Growth and development requires the temporal and spatial coordinated expression of genes and gene products. During this critical time, in utero and early postnatal exposure to toxicants has the potential to affect gene expression, altering organ structure and physiological function. However, only limited attention has been paid to the effects of environmentally relevant exposures to toxicants during these critical periods of development. Inorganic arsenic is a ubiquitous environmental toxicant, found in high concentrations throughout the world. Drinking water exposures to high levels of arsenic either in utero or during early childhood development led to an increased risk of dying from lung cancers and chronic lung disease in adults. Our own work in animal models has demonstrated that following in utero and early postnatal exposure to arsenic, airway response to methacholine was increased in a dose dependent manner. This change appears to be permanent and the response is specific for the early developmental exposure. While exposures from ingestion of arsenic can lead to alterations, the inhalation route of exposure is also relevant to the lung. In utero and/or postnatal exposure to cigarette smoke, ambient urban air particles or metals leads to increased airway reactivity, decreased surface to volume ratios in the lung and altered lung function in the offspring. Therefore, we hypothesize that inhalation of dusts containing arsenic during sensitive developmental times will result in altered pulmonary function and structure in adults. The evaluation of the direct effects of inhaled arsenic and the potential interactions of inhaled arsenic and ingested arsenic will be the emphasis of this project. We will evaluate four aims. The first three Aims will define sensitive exposure times necessary to produce alterations in lung structure and function in the offspring: Aim 1 will examine the effects of inhalation of arsenic and arsenic containing particles to pregnant mice (in utero exposure); Aim 2 will examine the effects of early postnatal exposures to these compounds and Aim 3 will examine the effect of combined in utero and postnatal exposures. Aim 4 will evaluate the effect of inhalation in combination with ingestion of arsenic.
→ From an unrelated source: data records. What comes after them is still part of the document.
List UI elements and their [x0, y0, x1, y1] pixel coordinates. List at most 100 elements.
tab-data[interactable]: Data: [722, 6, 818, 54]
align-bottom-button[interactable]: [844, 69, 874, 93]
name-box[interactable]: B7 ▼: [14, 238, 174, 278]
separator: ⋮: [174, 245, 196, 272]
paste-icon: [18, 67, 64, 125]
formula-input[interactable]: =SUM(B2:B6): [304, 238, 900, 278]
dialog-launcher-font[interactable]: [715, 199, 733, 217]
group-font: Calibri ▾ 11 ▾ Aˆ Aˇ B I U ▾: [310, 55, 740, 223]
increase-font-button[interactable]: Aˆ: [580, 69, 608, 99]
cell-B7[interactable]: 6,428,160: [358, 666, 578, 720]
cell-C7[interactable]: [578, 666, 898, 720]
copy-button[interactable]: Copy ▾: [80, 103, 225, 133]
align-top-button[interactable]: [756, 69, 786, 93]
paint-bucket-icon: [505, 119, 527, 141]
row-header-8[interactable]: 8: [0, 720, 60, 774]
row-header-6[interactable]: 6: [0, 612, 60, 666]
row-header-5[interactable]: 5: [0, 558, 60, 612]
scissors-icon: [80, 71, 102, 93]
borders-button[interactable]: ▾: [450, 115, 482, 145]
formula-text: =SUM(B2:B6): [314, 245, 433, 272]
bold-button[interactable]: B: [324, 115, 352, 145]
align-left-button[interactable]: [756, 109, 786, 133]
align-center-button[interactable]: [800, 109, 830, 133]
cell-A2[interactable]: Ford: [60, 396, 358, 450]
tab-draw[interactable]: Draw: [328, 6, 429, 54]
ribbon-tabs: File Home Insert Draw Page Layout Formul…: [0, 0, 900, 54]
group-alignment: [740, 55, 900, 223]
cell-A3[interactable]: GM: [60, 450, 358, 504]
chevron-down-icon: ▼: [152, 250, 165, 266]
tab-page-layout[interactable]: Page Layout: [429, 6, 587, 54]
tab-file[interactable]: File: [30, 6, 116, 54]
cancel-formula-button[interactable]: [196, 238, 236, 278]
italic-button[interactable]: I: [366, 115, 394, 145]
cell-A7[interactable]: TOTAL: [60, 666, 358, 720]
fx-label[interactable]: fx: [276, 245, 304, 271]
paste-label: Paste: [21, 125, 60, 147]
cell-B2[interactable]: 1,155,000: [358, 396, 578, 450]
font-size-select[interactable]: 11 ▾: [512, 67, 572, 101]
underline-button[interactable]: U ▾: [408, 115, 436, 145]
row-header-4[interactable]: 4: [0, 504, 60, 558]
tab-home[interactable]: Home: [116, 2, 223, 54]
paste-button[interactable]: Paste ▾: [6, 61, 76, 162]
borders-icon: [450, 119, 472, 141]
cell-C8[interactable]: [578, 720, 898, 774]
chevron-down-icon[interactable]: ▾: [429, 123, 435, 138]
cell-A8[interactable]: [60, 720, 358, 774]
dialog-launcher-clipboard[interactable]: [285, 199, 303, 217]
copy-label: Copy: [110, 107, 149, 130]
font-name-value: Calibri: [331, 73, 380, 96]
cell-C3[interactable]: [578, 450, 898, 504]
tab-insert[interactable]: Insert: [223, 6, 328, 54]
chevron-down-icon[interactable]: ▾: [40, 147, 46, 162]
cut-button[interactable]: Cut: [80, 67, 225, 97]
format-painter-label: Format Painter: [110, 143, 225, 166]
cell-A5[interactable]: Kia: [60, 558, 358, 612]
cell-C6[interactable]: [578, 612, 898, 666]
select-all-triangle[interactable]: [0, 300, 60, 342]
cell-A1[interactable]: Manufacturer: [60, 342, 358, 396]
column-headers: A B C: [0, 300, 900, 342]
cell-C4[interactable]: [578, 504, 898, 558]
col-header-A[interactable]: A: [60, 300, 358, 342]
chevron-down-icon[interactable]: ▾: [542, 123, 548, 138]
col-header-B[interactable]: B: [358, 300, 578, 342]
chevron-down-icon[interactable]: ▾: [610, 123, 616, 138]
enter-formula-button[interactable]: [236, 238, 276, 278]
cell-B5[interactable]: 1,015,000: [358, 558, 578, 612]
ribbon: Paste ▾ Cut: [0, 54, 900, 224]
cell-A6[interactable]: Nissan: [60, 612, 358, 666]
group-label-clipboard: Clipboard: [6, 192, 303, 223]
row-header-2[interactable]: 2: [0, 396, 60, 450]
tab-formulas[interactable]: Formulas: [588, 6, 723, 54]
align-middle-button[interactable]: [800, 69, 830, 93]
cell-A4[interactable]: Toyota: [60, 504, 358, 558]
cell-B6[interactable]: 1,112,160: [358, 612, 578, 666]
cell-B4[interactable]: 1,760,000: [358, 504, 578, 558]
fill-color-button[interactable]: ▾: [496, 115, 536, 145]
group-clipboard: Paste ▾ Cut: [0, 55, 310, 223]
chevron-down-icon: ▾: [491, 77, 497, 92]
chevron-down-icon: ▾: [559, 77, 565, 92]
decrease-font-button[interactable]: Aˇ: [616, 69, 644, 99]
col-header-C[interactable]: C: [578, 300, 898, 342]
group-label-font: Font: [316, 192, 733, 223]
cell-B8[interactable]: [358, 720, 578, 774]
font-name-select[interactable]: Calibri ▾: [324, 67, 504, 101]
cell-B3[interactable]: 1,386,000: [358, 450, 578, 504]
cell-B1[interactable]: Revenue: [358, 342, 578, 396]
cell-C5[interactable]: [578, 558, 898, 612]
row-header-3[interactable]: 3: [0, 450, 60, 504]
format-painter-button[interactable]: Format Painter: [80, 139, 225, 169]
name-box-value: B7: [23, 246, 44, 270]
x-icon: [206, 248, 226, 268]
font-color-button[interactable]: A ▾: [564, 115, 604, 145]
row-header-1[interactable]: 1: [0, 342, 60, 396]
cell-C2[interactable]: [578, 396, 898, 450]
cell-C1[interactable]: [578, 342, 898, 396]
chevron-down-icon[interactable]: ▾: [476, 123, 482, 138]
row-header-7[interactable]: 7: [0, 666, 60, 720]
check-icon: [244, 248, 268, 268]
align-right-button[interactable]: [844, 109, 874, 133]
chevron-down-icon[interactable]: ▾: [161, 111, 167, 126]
生长和发育需要基因和基因产物的时空协调表达。在这一关键时期，在子宫内和出生后早期暴露于有毒物质有可能影响基因表达，改变器官结构和生理功能。然而，在这些发展的关键时期，对与环境有关的接触有毒物质的影响只给予了有限的关注。无机砷是一种普遍存在的环境毒物，在世界各地都有高浓度的发现。无论是在子宫内还是在儿童早期发育期间，饮用水中暴露于高含量的砷都会导致成年人死于肺癌和慢性肺病的风险增加。我们在动物模型中的研究表明，在子宫内和出生后早期暴露于砷后，气道对乙酰甲胆碱的反应以剂量依赖性方式增加。这种变化似乎是永久性的，反应是特定的早期发育暴露。虽然摄入砷的暴露可能导致改变，但吸入暴露途径也与肺有关。在子宫内和/或出生后暴露于香烟烟雾，周围的城市空气颗粒或金属导致气道反应性增加，肺的表面积与体积比降低，并改变后代的肺功能。所以我们 假设在敏感的发育时期吸入含砷粉尘将导致成人肺功能和结构的改变。本研究的重点将是探讨吸入砷的直接效应以及吸入砷与摄入砷的潜在交互作用。我们将评估四个目标。前三个目标将确定引起后代肺结构和功能改变所需的敏感暴露时间：目标1将检查吸入砷和含砷颗粒对怀孕小鼠的影响（子宫内暴露）;目标2将检查出生后早期暴露于这些化合物的影响，目标3将检查子宫内和出生后联合暴露的影响。目的4将评估吸入联合摄入砷的效果。